The security risks associated with giving out one’s social security number are well-known among Americans, and most believe that institutions like the Internal Revenue Service (IRS) take all necessary precautions to protect this information. However, Charles Littlejohn, the man who leaked former President Donald Trump’s tax returns to the media, warned that it was relatively easy for him to access the tax records of all Americans in his role as a contractor for the IRS.
Littlejohn, a 38-year-old contractor, pleaded guilty to one count of unauthorized disclosures of income tax returns in October and admitted to stealing not only Trump’s returns but also the tax data of “thousands of the nation’s wealthiest people.” He was also behind the leaks of tax records from Jeff Bezos and Elon Musk to ProPublica. He was sentenced to five years behind bars.

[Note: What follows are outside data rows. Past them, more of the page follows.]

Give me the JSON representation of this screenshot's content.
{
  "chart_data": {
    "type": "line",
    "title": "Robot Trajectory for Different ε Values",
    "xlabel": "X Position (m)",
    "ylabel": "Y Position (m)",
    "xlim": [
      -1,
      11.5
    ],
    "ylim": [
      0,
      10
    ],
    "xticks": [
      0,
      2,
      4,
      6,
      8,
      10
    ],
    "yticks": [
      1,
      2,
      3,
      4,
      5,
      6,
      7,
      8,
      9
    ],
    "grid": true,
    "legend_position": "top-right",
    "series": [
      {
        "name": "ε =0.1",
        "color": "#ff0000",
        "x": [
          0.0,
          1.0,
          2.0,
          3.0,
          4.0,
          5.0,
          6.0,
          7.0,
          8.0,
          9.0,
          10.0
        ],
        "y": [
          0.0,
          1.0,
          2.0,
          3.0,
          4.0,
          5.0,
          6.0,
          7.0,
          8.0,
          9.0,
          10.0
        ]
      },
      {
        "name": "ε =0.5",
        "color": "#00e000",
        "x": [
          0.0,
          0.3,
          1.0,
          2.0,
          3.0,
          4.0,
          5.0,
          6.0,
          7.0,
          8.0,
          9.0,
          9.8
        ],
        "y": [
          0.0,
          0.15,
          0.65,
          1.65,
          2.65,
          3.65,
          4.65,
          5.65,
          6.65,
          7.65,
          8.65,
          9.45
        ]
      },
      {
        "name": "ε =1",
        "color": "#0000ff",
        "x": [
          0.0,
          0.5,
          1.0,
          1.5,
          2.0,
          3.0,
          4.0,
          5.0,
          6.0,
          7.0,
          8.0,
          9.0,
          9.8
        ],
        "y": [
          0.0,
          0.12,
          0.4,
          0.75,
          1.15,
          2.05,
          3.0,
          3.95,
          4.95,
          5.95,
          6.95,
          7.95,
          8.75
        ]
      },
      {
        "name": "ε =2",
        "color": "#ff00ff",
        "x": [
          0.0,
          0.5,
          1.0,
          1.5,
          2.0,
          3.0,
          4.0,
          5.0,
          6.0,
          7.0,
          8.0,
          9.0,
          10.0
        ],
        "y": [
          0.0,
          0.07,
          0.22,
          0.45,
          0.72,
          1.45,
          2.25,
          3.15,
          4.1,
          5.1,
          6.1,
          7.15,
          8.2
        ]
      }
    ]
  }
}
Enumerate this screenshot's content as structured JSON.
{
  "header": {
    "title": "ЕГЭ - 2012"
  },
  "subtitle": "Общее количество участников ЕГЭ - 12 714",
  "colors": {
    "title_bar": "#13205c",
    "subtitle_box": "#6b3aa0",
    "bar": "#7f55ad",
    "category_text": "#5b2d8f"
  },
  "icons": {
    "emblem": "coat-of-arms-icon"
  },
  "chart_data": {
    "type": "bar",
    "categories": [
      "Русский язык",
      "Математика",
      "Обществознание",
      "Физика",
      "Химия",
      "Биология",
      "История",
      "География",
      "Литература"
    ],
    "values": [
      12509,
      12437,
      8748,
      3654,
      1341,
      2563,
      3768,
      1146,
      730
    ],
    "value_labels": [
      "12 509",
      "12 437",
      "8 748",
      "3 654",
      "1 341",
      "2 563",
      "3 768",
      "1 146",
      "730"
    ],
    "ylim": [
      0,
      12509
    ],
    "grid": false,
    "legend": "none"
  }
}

While working for Booz Allen Hamilton, a consulting firm that contracted with the IRS, Littlejohn had an IRS-issued laptop and email address. He boasted of being able to retrieve the tax returns of every American with ease. In his deposition, he admitted taking the tax records of 7,500 affluent individuals, stating “I was able to access tax returns at will.” The Department of Justice told the judge in the case that Littlejohn took the job specifically to gain access to Trump’s tax returns. He leaked the tax returns to two media outlets and then took steps to cover his tracks, but he was eventually caught.
The IRS sent notification letters to Littlejohn’s victims informing them of the unauthorized access. The notices were sent to thousands of businesses and individuals letting them know what he did and what their rights are as victims.
Littlejohn claimed that he “acted out of a sincere but misguided belief that I was serving the public” and said he wanted the public to know just how easily wealthy people can avoid taxes. However, prosecutors argued that he exploited loopholes in the system to obtain the records undetected, including downloading the data to an iPod and then uploading it to a private website.
Judge Ana Reyes called his actions “a threat to our democracy,” stating: “What you did in attacking the sitting president of the United States was an attack on our constitutional democracy. We’re talking about someone who … pulled off the biggest heist in IRS history.
The U.S. Government Accountability Office has identified weaknesses in the information security controls used by the IRS that pose a risk to taxpayer information, particularly when it comes to contractors. Since 2010, they have made 451 recommendations for strengthening safeguards for taxpayers’ information, and many of them have yet to be implemented, including some considered high priority. The office also cited unauthorized access and disclosure by employees of the IRS and cyber threats as two major threats to taxpayer data security.
While the Trump leak was highly publicized, and an investigation went to great lengths to uncover the perpetrator, it is concerning to consider how many other government contractors and agency workers have access to the tax records of ordinary Americans and could be accessing them every day without us knowing.